Sesampainya di dalam rumah, Azzam melihat uminya sedang berkemas, mengambil tas, dan memandang cermin untuk membenarkan jilbabnya.

“Eh, Le. Antar Umi ya, mau beli kue.” Ustadzah Ami berbicara sembari berjalan memasuki kamar, “sebentar Umi ambil uang dulu,” lanjutnya.

“Azzam tunggu di luar ya, Umi. Sekalian panasin motor.” Umi hanya mengangguk sebagai jawaban.

Azzam segera menyiapkan motornya, tak lupa ia nyalakan untuk memanaskan mesin sembari menunggu ibunya.

“Sudah, Umi?” tanya Azzam begitu melihat ibunya keluar dari rumah. Uminya mengangguk dan segera menaiki boncengan motor. Azzam melajukan motornya sedang, takut uminya tidak nyaman.

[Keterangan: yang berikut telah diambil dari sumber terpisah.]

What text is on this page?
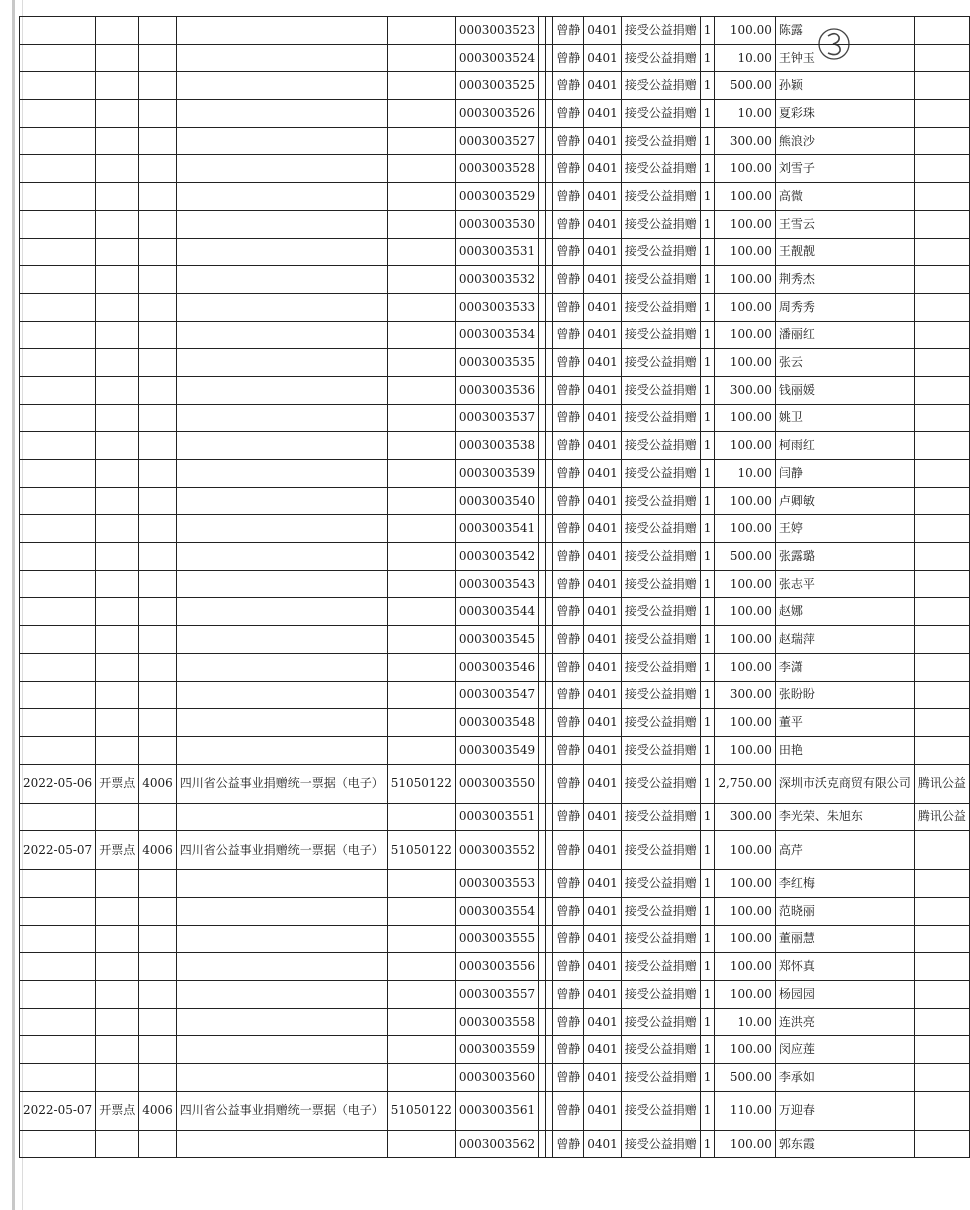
					0003003523			曾静	0401	接受公益捐赠	1	100.00	陈露	
					0003003524			曾静	0401	接受公益捐赠	1	10.00	王钟玉	
					0003003525			曾静	0401	接受公益捐赠	1	500.00	孙颖	
					0003003526			曾静	0401	接受公益捐赠	1	10.00	夏彩珠	
					0003003527			曾静	0401	接受公益捐赠	1	300.00	熊浪沙	
					0003003528			曾静	0401	接受公益捐赠	1	100.00	刘雪子	
					0003003529			曾静	0401	接受公益捐赠	1	100.00	高微	
					0003003530			曾静	0401	接受公益捐赠	1	100.00	王雪云	
					0003003531			曾静	0401	接受公益捐赠	1	100.00	王靓靓	
					0003003532			曾静	0401	接受公益捐赠	1	100.00	荆秀杰	
					0003003533			曾静	0401	接受公益捐赠	1	100.00	周秀秀	
					0003003534			曾静	0401	接受公益捐赠	1	100.00	潘丽红	
					0003003535			曾静	0401	接受公益捐赠	1	100.00	张云	
					0003003536			曾静	0401	接受公益捐赠	1	300.00	钱丽媛	
					0003003537			曾静	0401	接受公益捐赠	1	100.00	姚卫	
					0003003538			曾静	0401	接受公益捐赠	1	100.00	柯雨红	
					0003003539			曾静	0401	接受公益捐赠	1	10.00	闫静	
					0003003540			曾静	0401	接受公益捐赠	1	100.00	卢卿敏	
					0003003541			曾静	0401	接受公益捐赠	1	100.00	王婷	
					0003003542			曾静	0401	接受公益捐赠	1	500.00	张露璐	
					0003003543			曾静	0401	接受公益捐赠	1	100.00	张志平	
					0003003544			曾静	0401	接受公益捐赠	1	100.00	赵娜	
					0003003545			曾静	0401	接受公益捐赠	1	100.00	赵瑞萍	
					0003003546			曾静	0401	接受公益捐赠	1	100.00	李潇	
					0003003547			曾静	0401	接受公益捐赠	1	300.00	张盼盼	
					0003003548			曾静	0401	接受公益捐赠	1	100.00	董平	
					0003003549			曾静	0401	接受公益捐赠	1	100.00	田艳	
2022-05-06	开票点	4006	四川省公益事业捐赠统一票据（电子）	51050122	0003003550			曾静	0401	接受公益捐赠	1	2,750.00	深圳市沃克商贸有限公司	腾讯公益
					0003003551			曾静	0401	接受公益捐赠	1	300.00	李光荣、朱旭东	腾讯公益
2022-05-07	开票点	4006	四川省公益事业捐赠统一票据（电子）	51050122	0003003552			曾静	0401	接受公益捐赠	1	100.00	高芹	
					0003003553			曾静	0401	接受公益捐赠	1	100.00	李红梅	
					0003003554			曾静	0401	接受公益捐赠	1	100.00	范晓丽	
					0003003555			曾静	0401	接受公益捐赠	1	100.00	董丽慧	
					0003003556			曾静	0401	接受公益捐赠	1	100.00	郑怀真	
					0003003557			曾静	0401	接受公益捐赠	1	100.00	杨园园	
					0003003558			曾静	0401	接受公益捐赠	1	10.00	连洪亮	
					0003003559			曾静	0401	接受公益捐赠	1	100.00	闵应莲	
					0003003560			曾静	0401	接受公益捐赠	1	500.00	李承如	
2022-05-07	开票点	4006	四川省公益事业捐赠统一票据（电子）	51050122	0003003561			曾静	0401	接受公益捐赠	1	110.00	万迎春	
					0003003562			曾静	0401	接受公益捐赠	1	100.00	郭东霞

Semua pemandangan tersebut lak luput dari jangkauan ustadz Hamdhan. Ia memandang putra dan istrinya berlalu, dengan tatapan tak bisa diartikan.

Ustadz Hamdhan sengaja meminta ustadzah untuk mengajak putranya keluar arena pesantren. Ia hanya tidak ingin Azzam terlalu tergesa-gesa. Lagi pula, ia masih bimbang akan keputusan yang akan diambilnya.

“Nduk,” panggilnya pada dua santriwati yang kebetulan lewat disekitarnya.

Santriwati tersebut mendekat, merasa terpanggil. “Ustadz memanggil kami?”

“Kalian tau Alfianaa Ramadhani? Kelas 5A sebelumnya,” tanya ustadz Hamdhan pada mereka berdua. Keduanya berpandangan, sebelum salah satunya menjawab.

“Mbak Anaa yang qiroah itu ustadz?” tanya salah seorang di antaranya. Ustadz Hamdhan mengangguk sebagai jawaban.

“Panggilkan Ana. Saya tunggu di rumah.” Dua gadis tersebut mengangguk, mengucap salam dan segera berlalu.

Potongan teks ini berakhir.